Das Biologiezentrum soll laut Rektor Engl 5000 Studierenden und 600 bis 700 Forschern und Angestellten Platz bieten. Dank Fernwärme, Erdwärme, Wärmerückgewinnungsanlage, Regenwassernutzung, LED-Beleuchtung, integrierter PV-Anlage und ideal gedämmten Außenwänden will man Niedrigenergiestandard erreichen. Die Ziegelklinker im schlanken Langformat werden die Architekten eigens für dieses Projekt produzieren lassen.
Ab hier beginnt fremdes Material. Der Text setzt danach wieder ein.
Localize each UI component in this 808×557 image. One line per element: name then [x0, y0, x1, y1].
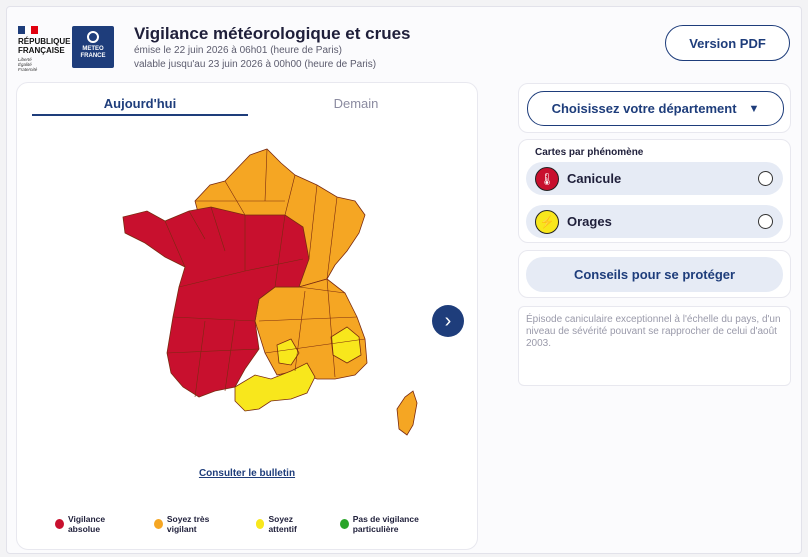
- orange-dot-icon: [153, 519, 163, 529]
- legend-label: Soyez très vigilant: [166, 514, 210, 534]
- vigilance-description: Épisode caniculaire exceptionnel à l'éch…: [526, 314, 781, 349]
- legend-item-orange: Soyez très vigilant: [153, 514, 234, 534]
- phenomenon-label: Orages: [567, 214, 612, 229]
- thermometer-icon: 🌡: [535, 166, 559, 191]
- department-select-button[interactable]: Choisissez votre département ▼: [527, 91, 784, 126]
- issued-date: émise le 22 juin 2026 à 06h01 (heure de …: [134, 45, 342, 56]
- meteo-france-mark-icon: [87, 31, 99, 43]
- department-borders: [164, 148, 366, 398]
- zone-orange-southeast[interactable]: [254, 278, 368, 380]
- legend-item-yellow: Soyez attentif: [255, 514, 318, 534]
- canicule-radio[interactable]: [758, 171, 773, 186]
- yellow-dot-icon: [255, 519, 265, 529]
- legend-label: Soyez attentif: [268, 514, 297, 534]
- tab-today[interactable]: Aujourd'hui: [103, 96, 177, 111]
- legend-label: Pas de vigilance particulière: [352, 514, 419, 534]
- phenomenon-canicule[interactable]: 🌡 Canicule: [526, 162, 783, 195]
- zone-red-west[interactable]: [122, 206, 310, 398]
- tab-tomorrow[interactable]: Demain: [333, 96, 379, 111]
- legend-label: Vigilance absolue: [67, 514, 106, 534]
- mf-logo-line: METEO: [82, 46, 104, 52]
- phenomenon-label: Canicule: [567, 171, 622, 186]
- gov-name: RÉPUBLIQUE FRANÇAISE: [18, 37, 71, 55]
- lightning-icon: ⚡: [535, 209, 559, 234]
- next-day-button[interactable]: ›: [432, 305, 464, 337]
- gov-motto: Liberté Égalité Fraternité: [18, 57, 38, 72]
- red-dot-icon: [55, 519, 64, 529]
- phenomenon-orages[interactable]: ⚡ Orages: [526, 205, 783, 238]
- valid-until-date: valable jusqu'au 23 juin 2026 à 00h00 (h…: [134, 59, 377, 70]
- green-dot-icon: [339, 519, 349, 529]
- chevron-right-icon: ›: [444, 310, 452, 332]
- department-button-label: Choisissez votre département: [551, 101, 737, 116]
- orages-radio[interactable]: [758, 214, 773, 229]
- mf-logo-line: FRANCE: [80, 53, 106, 59]
- department-card: Choisissez votre département ▼: [518, 83, 791, 133]
- legend-item-red: Vigilance absolue: [55, 514, 132, 534]
- vigilance-map[interactable]: [95, 141, 425, 441]
- meteo-france-logo: METEO FRANCE: [72, 26, 114, 68]
- map-card: Aujourd'hui Demain › Consulter le bullet…: [16, 82, 478, 550]
- republique-francaise-logo: RÉPUBLIQUE FRANÇAISE Liberté Égalité Fra…: [18, 26, 71, 72]
- page-title: Vigilance météorologique et crues: [134, 24, 411, 43]
- legend: Vigilance absolue Soyez très vigilant So…: [55, 514, 477, 534]
- zone-yellow-south[interactable]: [234, 362, 316, 412]
- french-flag-icon: [18, 26, 39, 34]
- phenomena-card: Cartes par phénomène 🌡 Canicule ⚡ Orages: [518, 139, 791, 243]
- pdf-version-button[interactable]: Version PDF: [665, 25, 790, 61]
- zone-orange-corsica[interactable]: [396, 390, 418, 436]
- description-card: Épisode caniculaire exceptionnel à l'éch…: [518, 306, 791, 386]
- active-tab-indicator: [32, 114, 248, 116]
- advice-button[interactable]: Conseils pour se protéger: [526, 257, 783, 292]
- advice-card: Conseils pour se protéger: [518, 250, 791, 298]
- chevron-down-icon: ▼: [748, 102, 760, 115]
- legend-item-green: Pas de vigilance particulière: [339, 514, 455, 534]
- phenomena-title: Cartes par phénomène: [535, 147, 644, 158]
- bulletin-link[interactable]: Consulter le bulletin: [198, 468, 296, 479]
- zone-yellow-centre[interactable]: [276, 338, 300, 366]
„Ich denke, dass wir mit dem Neubau in St. Marx einen sehr guten Weg einschlagen“, sagt Hans-Peter Weiss, Geschäftsführer der Bundesimmobiliengesellschaft (BIG), die das 146 Millionen Euro teure Gebäude entwickeln und errichten wird.

Funktional angeordnet

„Entscheidend für den einstimmigen Juryentscheid war vor allem die funktionale Anordnung von Bibliothek, Mensa, Verwaltung, Hörsälen und Laborbereichen.“ Und dass das Projekt spätere Umbauten ermögliche. „Wir wissen noch nicht, in welche Richtung sich die Labortechnik in 20, 30 Jahren entwickeln wird.“

Die Verhandlungsgespräche mit den Architekten haben jedenfalls gerade begonnen. Im Sommer 2018 werden die Bauarbeiten gestartet, die Fertigstellung ist für das Wintersemester 2021/22 geplant. Der Altbau in der Althanstraße soll mittelfristig als Ausweichquartier für andere Unis und Fakultäten genutzt werden. Langfristig, heißt es seitens der BIG, sei es nicht unwahrscheinlich, das derzeitige Biologiezentrum durch einen Neubau zu ersetzen – etwa durch ein Studierendenheim.